The Duke and Duchess of Sussex Align With AI Pioneers in Calling for Prohibition on Superintelligent Systems
The Duke and Duchess of Sussex have teamed up with artificial intelligence pioneers and Nobel Prize winners to push for a total prohibition on developing superintelligent AI systems.
Harry and Meghan are among the signatories of a influential declaration that demands “a prohibition on the creation of superintelligence”. Artificial superintelligence (ASI) refers to AI systems that could exceed human intelligence in all cognitive tasks, though such systems remain theoretical.
Primary Requirements in the Statement
The statement states that the ban should remain in place until there is “widespread expert agreement” on developing ASI “with proper safeguards” and once “substantial public support” has been secured.

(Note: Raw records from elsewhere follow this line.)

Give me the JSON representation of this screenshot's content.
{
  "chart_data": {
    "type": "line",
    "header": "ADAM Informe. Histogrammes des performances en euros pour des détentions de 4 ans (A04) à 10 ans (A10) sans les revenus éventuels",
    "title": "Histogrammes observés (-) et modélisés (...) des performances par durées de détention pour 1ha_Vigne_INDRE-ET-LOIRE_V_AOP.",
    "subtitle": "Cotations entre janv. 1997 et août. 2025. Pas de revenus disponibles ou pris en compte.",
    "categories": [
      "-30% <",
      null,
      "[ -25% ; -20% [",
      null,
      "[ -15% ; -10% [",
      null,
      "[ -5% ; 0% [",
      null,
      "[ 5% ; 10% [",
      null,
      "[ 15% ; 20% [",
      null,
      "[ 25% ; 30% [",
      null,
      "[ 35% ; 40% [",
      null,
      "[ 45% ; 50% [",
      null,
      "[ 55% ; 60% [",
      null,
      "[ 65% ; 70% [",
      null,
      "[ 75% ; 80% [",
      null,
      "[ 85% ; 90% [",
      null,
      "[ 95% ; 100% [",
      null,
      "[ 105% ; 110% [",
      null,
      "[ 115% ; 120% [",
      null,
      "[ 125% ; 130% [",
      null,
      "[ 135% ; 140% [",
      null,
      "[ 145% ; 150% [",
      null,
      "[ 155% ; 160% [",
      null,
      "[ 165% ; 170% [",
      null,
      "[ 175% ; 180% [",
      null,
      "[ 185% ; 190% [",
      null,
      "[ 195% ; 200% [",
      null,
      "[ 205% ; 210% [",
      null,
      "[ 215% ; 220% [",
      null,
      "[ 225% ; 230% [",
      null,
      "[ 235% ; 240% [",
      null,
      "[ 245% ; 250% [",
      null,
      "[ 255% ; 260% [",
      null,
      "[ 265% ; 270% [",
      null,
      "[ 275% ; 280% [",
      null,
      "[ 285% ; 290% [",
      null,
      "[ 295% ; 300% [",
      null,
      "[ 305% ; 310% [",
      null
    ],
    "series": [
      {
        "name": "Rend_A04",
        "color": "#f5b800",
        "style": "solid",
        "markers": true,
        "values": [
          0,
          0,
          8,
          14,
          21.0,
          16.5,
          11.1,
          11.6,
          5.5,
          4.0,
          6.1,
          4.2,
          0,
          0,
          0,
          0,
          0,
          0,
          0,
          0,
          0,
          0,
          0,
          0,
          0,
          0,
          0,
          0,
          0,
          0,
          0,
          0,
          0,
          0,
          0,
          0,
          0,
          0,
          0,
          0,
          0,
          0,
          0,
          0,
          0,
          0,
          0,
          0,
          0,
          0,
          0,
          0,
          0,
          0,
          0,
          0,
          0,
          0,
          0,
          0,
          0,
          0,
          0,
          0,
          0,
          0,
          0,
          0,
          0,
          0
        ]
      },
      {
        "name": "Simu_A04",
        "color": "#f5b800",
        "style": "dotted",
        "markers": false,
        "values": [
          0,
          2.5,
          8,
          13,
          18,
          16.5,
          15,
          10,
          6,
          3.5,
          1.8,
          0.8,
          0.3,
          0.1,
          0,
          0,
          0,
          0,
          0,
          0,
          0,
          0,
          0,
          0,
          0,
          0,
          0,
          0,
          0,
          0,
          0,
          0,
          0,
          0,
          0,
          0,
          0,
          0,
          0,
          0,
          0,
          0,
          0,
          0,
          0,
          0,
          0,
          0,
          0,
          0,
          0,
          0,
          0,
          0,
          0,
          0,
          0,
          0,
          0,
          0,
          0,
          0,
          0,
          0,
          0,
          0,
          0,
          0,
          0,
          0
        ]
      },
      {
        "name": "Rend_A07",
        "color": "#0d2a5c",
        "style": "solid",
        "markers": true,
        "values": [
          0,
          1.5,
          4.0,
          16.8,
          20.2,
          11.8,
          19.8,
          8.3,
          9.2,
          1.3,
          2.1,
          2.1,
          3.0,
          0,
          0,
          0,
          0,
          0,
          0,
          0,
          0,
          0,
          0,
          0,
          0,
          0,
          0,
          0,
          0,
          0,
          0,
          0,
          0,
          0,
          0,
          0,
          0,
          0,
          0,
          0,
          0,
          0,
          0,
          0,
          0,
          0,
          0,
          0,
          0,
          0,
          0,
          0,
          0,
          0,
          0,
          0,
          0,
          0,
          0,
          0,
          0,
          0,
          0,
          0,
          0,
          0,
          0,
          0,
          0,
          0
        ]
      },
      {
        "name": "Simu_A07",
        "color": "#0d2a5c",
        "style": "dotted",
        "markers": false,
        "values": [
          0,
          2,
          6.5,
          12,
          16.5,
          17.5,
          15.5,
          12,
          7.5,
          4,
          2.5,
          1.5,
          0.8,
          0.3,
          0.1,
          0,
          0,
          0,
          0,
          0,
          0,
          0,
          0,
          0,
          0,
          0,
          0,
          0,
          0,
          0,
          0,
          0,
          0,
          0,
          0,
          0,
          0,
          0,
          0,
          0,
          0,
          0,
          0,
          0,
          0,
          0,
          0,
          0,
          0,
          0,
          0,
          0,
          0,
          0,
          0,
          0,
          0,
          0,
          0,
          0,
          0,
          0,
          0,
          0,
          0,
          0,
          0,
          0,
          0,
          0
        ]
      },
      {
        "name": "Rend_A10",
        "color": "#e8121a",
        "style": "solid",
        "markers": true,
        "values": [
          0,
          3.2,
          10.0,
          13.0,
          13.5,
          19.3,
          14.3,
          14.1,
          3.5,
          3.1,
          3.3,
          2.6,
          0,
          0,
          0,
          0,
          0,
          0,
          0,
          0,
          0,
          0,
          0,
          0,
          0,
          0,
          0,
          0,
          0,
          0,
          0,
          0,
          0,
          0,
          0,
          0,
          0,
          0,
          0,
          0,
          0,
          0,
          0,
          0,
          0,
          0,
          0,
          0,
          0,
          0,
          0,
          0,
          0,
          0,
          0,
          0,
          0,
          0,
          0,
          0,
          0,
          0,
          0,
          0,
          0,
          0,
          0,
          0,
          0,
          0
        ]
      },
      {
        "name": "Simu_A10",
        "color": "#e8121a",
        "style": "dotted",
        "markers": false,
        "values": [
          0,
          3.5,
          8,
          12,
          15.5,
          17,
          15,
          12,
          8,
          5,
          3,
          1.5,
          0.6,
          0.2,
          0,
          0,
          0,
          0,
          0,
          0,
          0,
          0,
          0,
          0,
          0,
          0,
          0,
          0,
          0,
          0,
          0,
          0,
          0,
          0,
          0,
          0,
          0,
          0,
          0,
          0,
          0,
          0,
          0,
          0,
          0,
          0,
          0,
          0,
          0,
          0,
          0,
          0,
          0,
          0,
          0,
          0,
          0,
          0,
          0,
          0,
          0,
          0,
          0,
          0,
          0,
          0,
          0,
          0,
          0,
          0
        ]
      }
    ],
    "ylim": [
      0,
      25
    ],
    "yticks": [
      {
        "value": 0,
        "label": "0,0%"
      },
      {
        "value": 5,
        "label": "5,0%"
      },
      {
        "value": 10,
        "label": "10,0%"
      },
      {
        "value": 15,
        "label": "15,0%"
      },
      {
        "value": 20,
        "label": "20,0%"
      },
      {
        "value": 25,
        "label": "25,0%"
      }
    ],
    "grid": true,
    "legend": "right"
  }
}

Prominent figures who added their signatures include AI pioneer and Nobel laureate Geoffrey Hinton, along with his colleague and pioneer of contemporary artificial intelligence, Yoshua Bengio; Apple co-founder Steve Wozniak; UK entrepreneur Virgin founder; Susan Rice; former Irish president an international leader, and British author a public intellectual. Other Nobel laureates who endorsed include a peace advocate, a physics Nobelist, John C Mather, and an economics expert.
Behind the Movement
The declaration, targeted at national leaders, tech firms and policy makers, was organized by the FLI organization, a American AI ethics organization that earlier demanded a pause in developing powerful AI systems in recent years, shortly after the launch of conversational AI made artificial intelligence a global political talking point.
Tech Sector Views
In July, Meta's CEO, the chief executive of Facebook parent Meta, one of the leading tech companies in the US, claimed that development of superintelligence was “now in sight”. However, some analysts have suggested that talk of ASI reflects competitive positioning among tech companies spending hundreds of billions on AI this year alone, rather than the industry being close to achieving any technical breakthroughs.
Potential Risks
Nonetheless, the organization states that the prospect of ASI being achieved “within the next ten years” carries numerous threats ranging from replacing human workers to erosion of personal freedoms, leaving nations to national security risks and even endangering mankind with existential risk. Deep concerns about AI center around the possible capability of a system to escape human oversight and safety guidelines and initiate events contrary to human interests.
Public Opinion
The institute released a US national poll showing that about 75% of US citizens want strong oversight on sophisticated artificial intelligence, with 60% thinking that artificial superintelligence should not be created until it is demonstrated to be secure or controllable. The poll of American respondents noted that only a small fraction supported the current situation of fast, unregulated development.
Corporate Goals
The leading AI companies in the United States, including the conversational AI creator OpenAI and Google, have made the creation of human-level AI – the hypothetical condition where AI matches human cognitive capability at most cognitive tasks – an stated objective of their work. Although this is one notch below ASI, some experts also warn it could carry an extinction threat by, for example, being able to enhance its own capabilities toward achieving superintelligence, while also carrying an underlying danger for the modern labour market.